Extras : Musique - Manuel TXT - Manuel PDF
A défaut de se souvenir parfaitement où il avait rangé son temps, Proust avait raison sur un point : la madeleine, c'est drôlement bon. Particulièrement lorsqu'elle vous embarque dans un petit retour en arrière. Ici, la madeleine est noir, rectangulaire, en plastique et se consomme avec 16 bits - vous pouvez inviter des copains. Faisons un bond dans notre faille spatio-temporelle préférée, nous voilà parti en 1992. Le souvenir qui nous intéresse prend la forme d'une suave chaleur d'été. Cet été est prolixe : Séville s'enorgueillit de son exposition universelle, Picsou Magazine vous offre des tatouages à la con alors que l'an passé vous aviez eu droit à un aileron de requin en polystyrène en vous faisant croire que vous allez terroriser les plages de La Rochelle, les roucoulades d'Eddy Mitchell résonnent dans les salles de cinéma avec Roco.o.Rico, Bérégovoy signait pour une saison au Club des Joueurs de Flute à la Rose et le Nicaragua participait à la Coupe du Monde de football mais seuls parce qu'ils sont un peu cons. Pléthore de souvenirs qui surgissent en masse, tels des estropiés naïfs à Lourdes.



Vous dirigez Greendog, un surfer façonné sur les critères de ce qu'on considérait comme cool à cette époque. Ce qui donne au final un ersatz de Fido Dido à la mèche blonde (à moins que cela soit une casquette à poils, difficile de dire). Nous sommes en 1992 et on estime que mettre sa casquette à l'envers est un signe de distinction hautement raffiné, rappelons le. Greendog est cool. Il vit en bord de mer. C'est donc un surfer. CQFD implacable. C'était ça ou promoteur immobilier. Un surfer qui base son charisme sur une tignasse blonde et un bermuda. Oui, à l'époque l'archétype de la pédale androgyne sombre et manucurée ne servait pas encore de référent pour ce qui est de l'élégance dans un jeu vidéo. O tempora o mores et c'était pas plus mal.

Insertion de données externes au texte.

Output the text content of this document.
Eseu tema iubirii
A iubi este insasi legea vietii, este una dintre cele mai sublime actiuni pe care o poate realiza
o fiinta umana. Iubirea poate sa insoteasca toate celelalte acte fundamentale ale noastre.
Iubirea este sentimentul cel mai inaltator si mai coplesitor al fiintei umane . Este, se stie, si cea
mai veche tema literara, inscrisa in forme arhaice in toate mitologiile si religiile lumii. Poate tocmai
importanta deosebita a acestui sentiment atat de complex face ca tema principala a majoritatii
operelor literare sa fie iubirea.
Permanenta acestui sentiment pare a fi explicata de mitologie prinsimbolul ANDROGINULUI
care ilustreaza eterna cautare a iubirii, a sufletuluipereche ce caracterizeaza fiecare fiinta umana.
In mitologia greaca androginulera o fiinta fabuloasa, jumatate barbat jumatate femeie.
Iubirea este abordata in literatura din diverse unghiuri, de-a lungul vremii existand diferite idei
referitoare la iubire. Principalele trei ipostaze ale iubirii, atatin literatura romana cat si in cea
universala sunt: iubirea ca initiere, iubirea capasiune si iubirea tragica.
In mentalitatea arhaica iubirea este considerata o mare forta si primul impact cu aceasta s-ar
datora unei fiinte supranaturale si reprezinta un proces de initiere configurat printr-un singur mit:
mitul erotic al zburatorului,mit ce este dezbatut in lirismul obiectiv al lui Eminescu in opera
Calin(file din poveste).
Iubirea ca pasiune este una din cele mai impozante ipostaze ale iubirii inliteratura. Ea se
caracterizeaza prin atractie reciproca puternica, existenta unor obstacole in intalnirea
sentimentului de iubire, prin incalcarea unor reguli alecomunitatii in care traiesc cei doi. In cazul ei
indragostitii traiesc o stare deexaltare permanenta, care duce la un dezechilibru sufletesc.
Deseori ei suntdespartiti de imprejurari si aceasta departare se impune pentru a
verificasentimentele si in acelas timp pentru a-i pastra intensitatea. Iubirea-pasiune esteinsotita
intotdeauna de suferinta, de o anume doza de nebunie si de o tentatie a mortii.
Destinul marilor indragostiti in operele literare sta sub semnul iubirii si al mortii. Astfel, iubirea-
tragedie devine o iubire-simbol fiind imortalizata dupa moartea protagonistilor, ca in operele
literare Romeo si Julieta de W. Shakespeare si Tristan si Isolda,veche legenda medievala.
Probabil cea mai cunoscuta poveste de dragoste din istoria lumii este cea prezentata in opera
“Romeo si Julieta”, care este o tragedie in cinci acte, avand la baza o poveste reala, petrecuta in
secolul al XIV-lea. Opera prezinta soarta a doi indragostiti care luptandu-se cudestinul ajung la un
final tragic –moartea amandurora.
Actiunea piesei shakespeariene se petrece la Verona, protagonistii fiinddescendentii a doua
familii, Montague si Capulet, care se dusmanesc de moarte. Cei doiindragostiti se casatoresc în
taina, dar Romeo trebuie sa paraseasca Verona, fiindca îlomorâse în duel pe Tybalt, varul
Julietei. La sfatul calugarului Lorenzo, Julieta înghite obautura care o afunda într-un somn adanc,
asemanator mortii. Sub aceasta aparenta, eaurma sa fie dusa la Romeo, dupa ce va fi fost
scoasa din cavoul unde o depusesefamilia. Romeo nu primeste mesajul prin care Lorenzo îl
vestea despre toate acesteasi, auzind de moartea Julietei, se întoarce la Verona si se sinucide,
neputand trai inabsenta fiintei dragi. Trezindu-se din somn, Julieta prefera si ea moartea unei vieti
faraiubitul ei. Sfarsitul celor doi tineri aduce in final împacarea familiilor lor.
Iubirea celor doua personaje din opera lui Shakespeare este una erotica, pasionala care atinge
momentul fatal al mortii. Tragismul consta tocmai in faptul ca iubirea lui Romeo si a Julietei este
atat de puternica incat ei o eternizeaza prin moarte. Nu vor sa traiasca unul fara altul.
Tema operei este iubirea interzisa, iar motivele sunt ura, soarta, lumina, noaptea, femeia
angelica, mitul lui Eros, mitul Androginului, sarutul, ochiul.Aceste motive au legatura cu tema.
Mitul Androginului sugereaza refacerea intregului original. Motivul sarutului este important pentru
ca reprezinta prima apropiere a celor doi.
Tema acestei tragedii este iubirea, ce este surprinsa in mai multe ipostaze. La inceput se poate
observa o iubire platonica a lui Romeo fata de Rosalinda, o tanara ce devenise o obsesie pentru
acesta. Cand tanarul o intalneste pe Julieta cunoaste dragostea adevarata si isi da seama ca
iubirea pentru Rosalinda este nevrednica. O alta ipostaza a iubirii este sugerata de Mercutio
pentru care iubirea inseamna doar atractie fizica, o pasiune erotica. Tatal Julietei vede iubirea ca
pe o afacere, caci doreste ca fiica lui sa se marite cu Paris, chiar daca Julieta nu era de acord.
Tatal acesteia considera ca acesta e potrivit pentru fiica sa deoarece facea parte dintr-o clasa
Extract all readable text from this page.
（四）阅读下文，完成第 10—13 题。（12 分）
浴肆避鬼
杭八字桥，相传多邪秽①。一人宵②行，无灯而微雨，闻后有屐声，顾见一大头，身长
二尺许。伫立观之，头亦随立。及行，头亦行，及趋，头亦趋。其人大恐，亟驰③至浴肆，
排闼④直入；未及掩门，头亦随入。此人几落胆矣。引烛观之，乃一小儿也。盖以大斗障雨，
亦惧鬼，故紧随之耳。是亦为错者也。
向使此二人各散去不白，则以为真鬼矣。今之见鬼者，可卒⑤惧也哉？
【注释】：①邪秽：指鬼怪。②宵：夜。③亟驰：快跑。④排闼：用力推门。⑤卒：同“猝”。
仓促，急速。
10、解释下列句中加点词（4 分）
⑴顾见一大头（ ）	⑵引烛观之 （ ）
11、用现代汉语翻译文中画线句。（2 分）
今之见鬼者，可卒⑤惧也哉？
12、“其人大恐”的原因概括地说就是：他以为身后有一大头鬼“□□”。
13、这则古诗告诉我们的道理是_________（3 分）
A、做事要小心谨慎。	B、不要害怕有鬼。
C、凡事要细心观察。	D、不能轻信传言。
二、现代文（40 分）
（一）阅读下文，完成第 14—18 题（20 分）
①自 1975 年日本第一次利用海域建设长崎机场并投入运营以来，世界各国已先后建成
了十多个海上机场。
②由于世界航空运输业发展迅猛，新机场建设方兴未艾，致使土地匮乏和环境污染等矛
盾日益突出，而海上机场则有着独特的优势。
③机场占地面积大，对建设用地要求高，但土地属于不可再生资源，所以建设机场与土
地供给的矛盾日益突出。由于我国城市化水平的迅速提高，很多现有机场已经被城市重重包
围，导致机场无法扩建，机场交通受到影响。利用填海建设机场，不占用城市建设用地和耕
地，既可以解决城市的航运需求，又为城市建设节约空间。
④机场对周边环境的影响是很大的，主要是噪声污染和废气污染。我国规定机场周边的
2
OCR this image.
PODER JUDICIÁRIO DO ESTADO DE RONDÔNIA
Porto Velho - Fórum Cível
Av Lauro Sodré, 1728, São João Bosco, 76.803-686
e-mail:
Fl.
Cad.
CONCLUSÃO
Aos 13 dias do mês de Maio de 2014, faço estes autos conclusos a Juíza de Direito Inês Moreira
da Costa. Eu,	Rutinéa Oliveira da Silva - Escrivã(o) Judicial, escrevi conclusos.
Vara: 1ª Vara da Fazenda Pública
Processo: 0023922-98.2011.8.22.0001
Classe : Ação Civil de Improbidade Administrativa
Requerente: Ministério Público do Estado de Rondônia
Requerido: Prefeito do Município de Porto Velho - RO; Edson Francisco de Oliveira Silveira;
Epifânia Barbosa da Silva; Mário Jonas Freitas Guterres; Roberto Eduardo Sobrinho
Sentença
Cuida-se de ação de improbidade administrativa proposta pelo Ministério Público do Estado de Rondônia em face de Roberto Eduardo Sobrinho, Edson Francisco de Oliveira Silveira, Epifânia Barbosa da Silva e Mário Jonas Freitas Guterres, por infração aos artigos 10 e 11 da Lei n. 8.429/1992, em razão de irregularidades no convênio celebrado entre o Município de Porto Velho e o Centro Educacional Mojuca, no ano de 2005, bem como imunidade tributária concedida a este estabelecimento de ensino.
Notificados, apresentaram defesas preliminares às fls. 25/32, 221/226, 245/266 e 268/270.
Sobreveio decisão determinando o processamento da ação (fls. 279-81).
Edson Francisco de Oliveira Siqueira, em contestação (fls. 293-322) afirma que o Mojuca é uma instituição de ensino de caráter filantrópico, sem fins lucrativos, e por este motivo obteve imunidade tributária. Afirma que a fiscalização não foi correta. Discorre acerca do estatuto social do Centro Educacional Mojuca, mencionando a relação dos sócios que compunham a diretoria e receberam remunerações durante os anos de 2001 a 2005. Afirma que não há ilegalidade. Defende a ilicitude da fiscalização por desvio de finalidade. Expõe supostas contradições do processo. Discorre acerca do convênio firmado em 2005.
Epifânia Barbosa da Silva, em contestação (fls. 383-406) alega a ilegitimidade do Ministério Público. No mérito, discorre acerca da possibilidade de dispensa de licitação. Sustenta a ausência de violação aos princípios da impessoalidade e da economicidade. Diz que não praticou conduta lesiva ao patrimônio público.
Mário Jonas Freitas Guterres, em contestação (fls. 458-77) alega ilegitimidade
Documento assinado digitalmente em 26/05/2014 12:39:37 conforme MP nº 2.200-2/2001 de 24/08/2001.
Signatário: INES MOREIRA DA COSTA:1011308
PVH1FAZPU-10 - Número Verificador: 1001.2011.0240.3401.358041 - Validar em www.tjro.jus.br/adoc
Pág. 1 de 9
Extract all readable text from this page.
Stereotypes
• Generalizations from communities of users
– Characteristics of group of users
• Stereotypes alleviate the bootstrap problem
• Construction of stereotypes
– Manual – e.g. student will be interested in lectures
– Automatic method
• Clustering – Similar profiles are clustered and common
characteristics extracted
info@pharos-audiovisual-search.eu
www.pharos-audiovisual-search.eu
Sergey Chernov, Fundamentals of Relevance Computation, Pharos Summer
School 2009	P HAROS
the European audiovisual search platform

Qu'arrive-t-il à notre héros au torse nu ? Pas grand-chose en fait, c'est un glandeur. Néanmoins, cette existence faite de sea, de sex et de sun prend un tournure légèrement inédite le jour où il trouve un mystérieux médaillon non pas dans une discothèque de Bratislava mais bel et bien sur la plage. Le bijou est certes joli mais s'il a été abandonné, ce n'est pas par hasard. Entendez par là qu'il est imprégné de la traditionnelle malédiction à la con, proférée par un prêtre quelconque qui n'avait visiblement que ça à foutre. Résultat des comptes : si notre surfeur gagne en élégance, il se fait sucrer ses capacités à manier la planche. L'image de marque prend donc un sacré revers dans le museau. Tout n'est cependant pas perdu, puisqu'une entité divine quelconque (mais néanmoins à la mamelle généreuse et faiblement couverte) vous confie la mission de récupérer les fragments d'un bibelot aztèque sacré éparpillés dans l'archipel. La réunion de ce puzzle vous permettra de ne plus avoir les aptitudes natatoires d'un sac de briques.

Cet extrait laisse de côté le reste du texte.